The impact of the variability of marker placement on our simulated gait kinematics is shown in Fig. 5 by the corridors of maximal RMSD angle calculated per frame in the gait cycle added around one subject’s original curve. We note that the error can be defined by an overall offset added to the original data. This finding agrees with previous results reporting that the impact of errors on axis definition was more like an offset to the kinematics than a change in their overall pattern4. Such results may be useful for estimating the expected variability in kinematics when considering expected marker placement variability. To evaluate the impact of marker misplacement more accurately, our results could be used in combination with those from studies reporting on the precision of marker placement, such as Della Croce et al.11. Thus, the magnitude of each marker’s misplacement would be defined based on experimentally observed error.

Considering the overall results provided within this study, different solutions can be proposed to mediate the displacement of the markers. First, anatomical landmark identification should be followed carefully and with good training of the responsible evaluators. The guidelines used for marker placement in our data are recommended14. Secondly, the refered evaluator should have additional attention to the markers and directions which have a large impact on the kinematics, as demonstrated in the Fig. 4. In order to solve the high sensitivity observed on the wand, lateral femoral epicondyle and lateral tibial malleolus to anterior–posterior misplacement, Knee Alignment Device or the medial femoral and tibial markers could be a solution but specific studies are required to validate the possible solution5,20. Thirdly, in patients who have undergone 3D imaging, a fusion between medical imaging and motion capture system could limit the marker misplacement but seems difficult to apply to all patients who performed a clinical gait analysis21.

The present study had some limitations.
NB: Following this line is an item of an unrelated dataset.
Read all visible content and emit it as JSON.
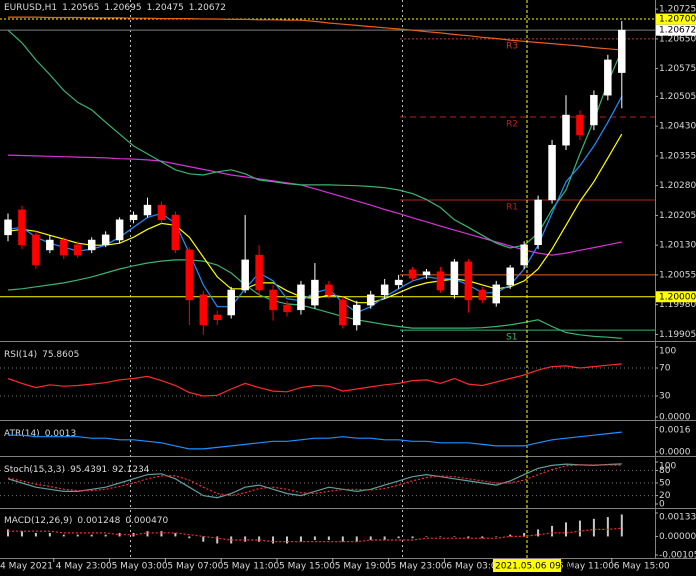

Firstly, the lack of literature regarding gait analysis’ sensitivity to marker placement makes comparisons with our results difficult. Secondly, marker displacement was done virtually, so the effects of soft tissue artifacts could not be considered. Different marker displacement distances and axes could also induce different soft tissue artifacts22,23. Moreover, our reference marker placements cannot be considered as ‘true’ references as they too were subject to the uncertainty of marker placement. We only applied displacements of 10 mm in only four directions, although that distance was defined according to Della Croce’s results and to serve as a potential standard reference for future comparisons11. Finally, the enormous amount of simulations required to compute every potential combination of marker displacement for the twenty subjects required enormous computing time. This imposed limits on the testing of numerous displacement distances and directions, as previously reported for single-marker displacements13.

To conclude, we performed a very extensive sensitivity analysis combining 390,625 simulated marker placements. We successfully identified the most sensitive angles contributing to an overall marker displacement simulation measurement and quantified the RMSD angles associated with the displacements of the different lower-limb markers. We also identified and analyzed simulated worst-case marker displacement scenarios. Additionally, we reported on which markers and which axes caused the greatest variability in the angles measured. Greater accuracy in the placement of thigh and tibia wands (or markers) and lateral femoral epicondyle markers in the anterior–posterior axis are required to improve the reliability of gait analysis using the GCM.